For purpose of today’s discussion, I’m focusing on palliative care for those managing three or four chronic conditions, such as diabetes, hypertension, or chronic obstructive lung disease or heart failure. These individuals are not necessarily near death, but their conditions are serious and best managed with the assistance of a care team member who is trained in palliative care and able to steer those with chronic conditions – or their family members – to a higher level of care. This person could be a nurse, a dietitian, or a social worker. Regardless of their professional title, I refer to them as guardian angels.

In my own family’s experience with palliative care following the complicated, high-risk surgery and long-term recovery of a loved one, the palliative care coordinator guided us through the darkest days of not eating, depression, and general malaise. We didn’t necessarily need a physician or an advanced practice provider for this phase of the recovery, but we certainly needed palliative care. Far too much of a loved one’s physical and emotional recovery is placed at the feet of untrained family members who can’t tackle another item on the get-my-loved-one better to-do list without beginning to impact their own health.

But we shouldn’t need to wait that long. Ideally, a palliative care coordinator is available at or near the start of a health situation that needs coordinated expertise beyond what the physician or an advanced practice provider can or should offer directly.

How do I find a palliative care coordinator?

 If your practice is involved with a progressive physician organization, you likely already have access to a care team at your practice. With additional, yet convenient access to either in-person or online training, the care team member can become a palliative care coordinator.

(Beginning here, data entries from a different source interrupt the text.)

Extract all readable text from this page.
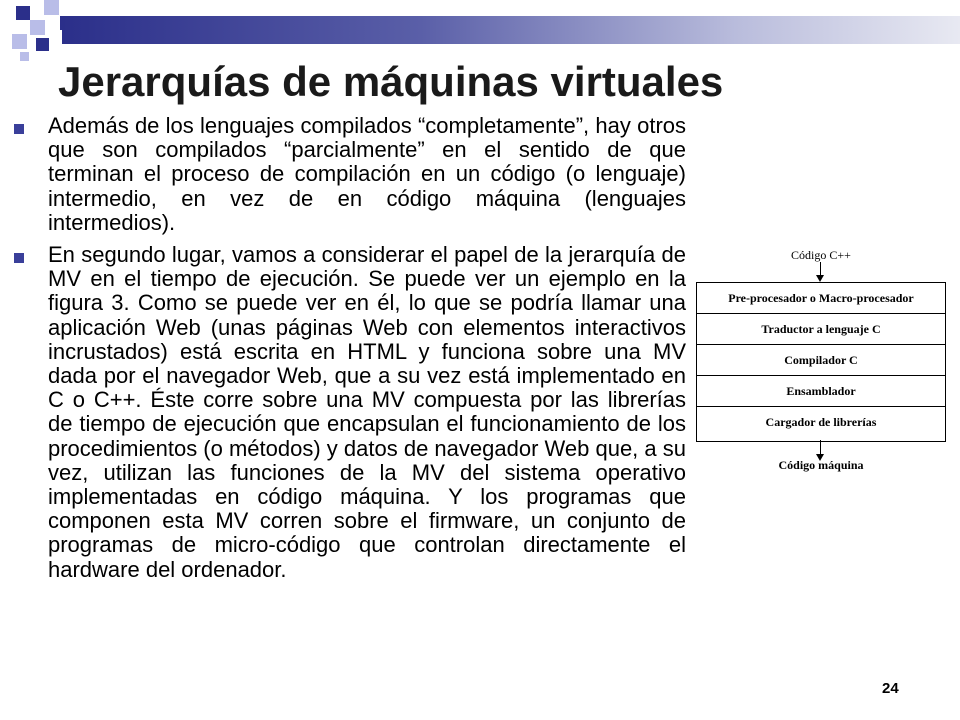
Jerarquías de máquinas virtuales
Además de los lenguajes compilados “completamente”, hay otros que son compilados “parcialmente” en el sentido de que terminan el proceso de compilación en un código (o lenguaje) intermedio, en vez de en código máquina (lenguajes intermedios).
En segundo lugar, vamos a considerar el papel de la jerarquía de MV en el tiempo de ejecución. Se puede ver un ejemplo en la figura 3. Como se puede ver en él, lo que se podría llamar una aplicación Web (unas páginas Web con elementos interactivos incrustados) está escrita en HTML y funciona sobre una MV dada por el navegador Web, que a su vez está implementado en C o C++. Éste corre sobre una MV compuesta por las librerías de tiempo de ejecución que encapsulan el funcionamiento de los procedimientos (o métodos) y datos de navegador Web que, a su vez, utilizan las funciones de la MV del sistema operativo implementadas en código máquina. Y los programas que componen esta MV corren sobre el firmware, un conjunto de programas de micro-código que controlan directamente el hardware del ordenador.
Código C++
Pre-procesador o Macro-procesador
Traductor a lenguaje C
Compilador C
Ensamblador
Cargador de librerías
Código máquina
24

The training pulls largely from motivational interviewing techniques and encourages empathy as one works with a patient and family to “tell me more,” or ask, “how can we work through this issue together to find a satisfactory resolution?  

Through training, members of the care team discover the eight domains of palliative care:

  • Structure and processes of care
  • Physical aspects of care
  • Psychological aspects of care
  • Social aspects of care
  • Spiritual aspects of care
  • Cultural aspects of care
  • Ethical and legal aspects of care
  • Care of imminently dying

Delving into an array of considerations, from health assessment, medications, emotional health, location of care, nutrition, cultural traditions, family and friend support networks, and spirituality – all the way to living wills and advance directives for healthcare decisions and power of attorney – the care team member knowledgeable in palliative care is a critical go to source for guided assistance.  

Surprising to some, palliative care is not treated like a visiting nurses or hospice expense. Instead, as part of most payors’ commitment to whole person care, palliative care is a covered service under the traditional evaluation and management code and provider delivered care management code set.

Perhaps it took a pandemic for us to take a closer look at palliative care, but now that we have, I hope you’ll join me in taking this conversation to the next level. Let’s be like our friends in the hospice community and use public education and word of mouth to tell a positive message about an important service that reaffirms the value of coordinated, compassionate care.